A lista de especialistas contou com pessoas de formações muito diferentes. De funcionários públicos de empresas de energia, passando por professores, políticos, consultores, jornalistas. “A diversidade dos especialistas foi fundamental para o sucesso da pesquisa”. Foram consultados profissionais da Companhia de Geração de Energia AES-Eletropaulo, Companhia de Tecnologia de Saneamento Ambiental (Cetesb), Faculdade de Saúde Pública (FSP), imprensa especializada, Companhia de Saneamento Básico do Estado de São Paulo (Sabesp), Secretaria do Meio Ambiente do Estado de São Paulo (SMA), Empresa Metropolitana de Águas e Energia (EMAE), Companhia Paulista de Trens e Metrôs (CPTM), Instituto de Pesquisas Tecnológicas (IPT), Departamento de Águas e Energia Elétrica (DAEE), Federação das Indústrias do Estado de São Paulo (FIESP) e Associação Águas Claras do Rio Pinheiros. Os dados brutos foram tratados dando origem a 65 variáveis operacionais, objetivas e de relevância para a sustentabilidade do rio Pinheiros.
A partir das entrevistas, as variáveis mais citadas foram: esgoto sanitário lançado no rio; rede de esgotos não conectada a ETEs; apropriação do rio pela população; promover a visão sistêmica acerca do problema; desbalanço hídrico da capital (déficit); poluentes surfactantes; e rede de drenagem levando poluição difusa.

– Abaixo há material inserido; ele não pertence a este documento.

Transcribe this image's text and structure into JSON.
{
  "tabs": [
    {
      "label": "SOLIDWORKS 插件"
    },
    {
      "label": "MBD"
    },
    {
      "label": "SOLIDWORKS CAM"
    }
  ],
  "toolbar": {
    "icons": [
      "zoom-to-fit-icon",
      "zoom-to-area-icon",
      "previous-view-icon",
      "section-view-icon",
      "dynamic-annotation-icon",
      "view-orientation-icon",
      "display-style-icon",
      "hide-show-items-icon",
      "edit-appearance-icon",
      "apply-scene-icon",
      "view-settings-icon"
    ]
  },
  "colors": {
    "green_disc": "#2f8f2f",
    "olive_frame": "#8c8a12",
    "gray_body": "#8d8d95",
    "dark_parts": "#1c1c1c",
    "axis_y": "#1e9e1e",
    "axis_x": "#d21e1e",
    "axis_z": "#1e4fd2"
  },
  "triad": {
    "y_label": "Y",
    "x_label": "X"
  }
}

“Ao longo das entrevistas, os especialistas notaram que esforços vêm sendo empregados no sentido de diminuir a carga de esgotos que é lançada no rio. Todos concordaram com tal fato, mas seria ainda mais interessante pensar em soluções de banheiro seco, liofilização, biocompostagem, wetlands e outras soluções que estão fora do paradigma sanitarista que herdamos do pós-guerra” comenta Ricardo Raele.

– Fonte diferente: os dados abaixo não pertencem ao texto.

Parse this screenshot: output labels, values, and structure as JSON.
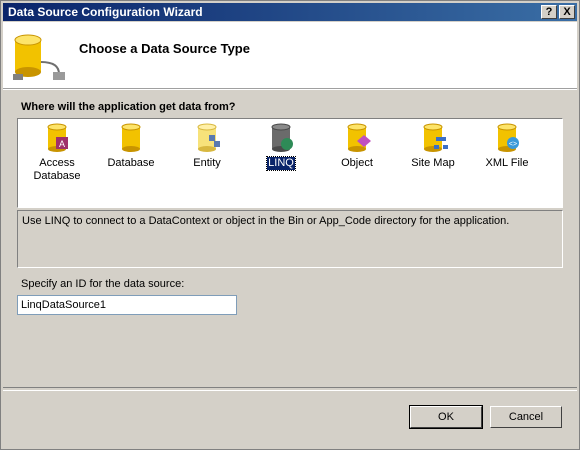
{
  "window": {
    "title": "Data Source Configuration Wizard",
    "help_label": "?",
    "close_label": "X"
  },
  "header": {
    "title": "Choose a Data Source Type",
    "icon": "database-plug-icon"
  },
  "question": "Where will the application get data from?",
  "types": [
    {
      "label": "Access\nDatabase",
      "icon": "access-database-icon",
      "selected": false
    },
    {
      "label": "Database",
      "icon": "database-icon",
      "selected": false
    },
    {
      "label": "Entity",
      "icon": "entity-icon",
      "selected": false
    },
    {
      "label": "LINQ",
      "icon": "linq-icon",
      "selected": true
    },
    {
      "label": "Object",
      "icon": "object-icon",
      "selected": false
    },
    {
      "label": "Site Map",
      "icon": "site-map-icon",
      "selected": false
    },
    {
      "label": "XML File",
      "icon": "xml-file-icon",
      "selected": false
    }
  ],
  "description": "Use LINQ to connect to a DataContext or object in the Bin or App_Code directory for the application.",
  "id_field": {
    "label": "Specify an ID for the data source:",
    "value": "LinqDataSource1"
  },
  "buttons": {
    "ok": "OK",
    "cancel": "Cancel"
  },
  "colors": {
    "title_start": "#0a246a",
    "title_end": "#3a6ea5",
    "cylinder": "#f2c200",
    "selection": "#0a246a"
  }
}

É preciso atacar as dinâmicas poluidoras que matam o rio de uma perspectiva processual. Gastam-se centenas de milhões de reais para despoluir o rio, mas será que estamos atacando o problema certo?

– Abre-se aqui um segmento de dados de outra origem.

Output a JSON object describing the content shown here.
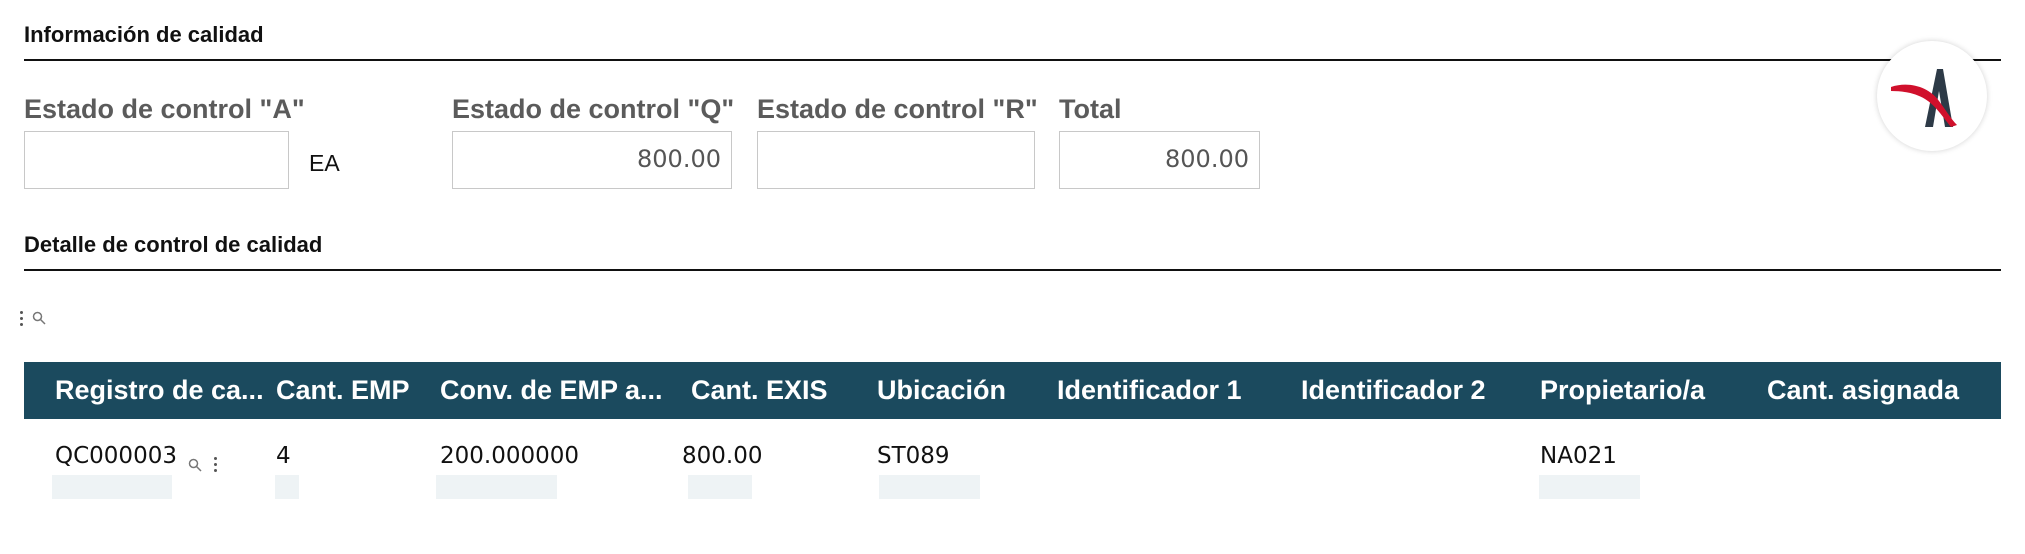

Sobre a geração do modelo conceitual, o autor da pesquisa acredita que possa gerar uma discussão aprofundada sobre como poderiam ser organizadas ações concretas para melhoria do Rio Pinheiros. “É preciso atacar as dinâmicas poluidoras que matam o rio de uma perspectiva processual. Gastam-se centenas de milhões de reais para despoluir o rio, mas será que estamos atacando o problema certo? Não se pode despoluir o rio caso mantenhamos os comportamentos sociais que o poluem. Não há como despoluir o rio se a cultura dos descartáveis permanecer da maneira que está, a cultura sanitarista que usa água limpa para receber o esgoto continuar etc. Para ‘limpar o rio’ deve-se modificar as dinâmicas poluidoras. É sobre as dinâmicas que precisamos nos debruçar, atuar no rio sempre será remediar um problema. Isso exige mudanças profundas na cultura e na tecnologia que envolve a vida das pessoas. Nessa linha, o rio está longe de sair da triste marca da ‘classe IV’, ou seja, um rio morto”, finaliza.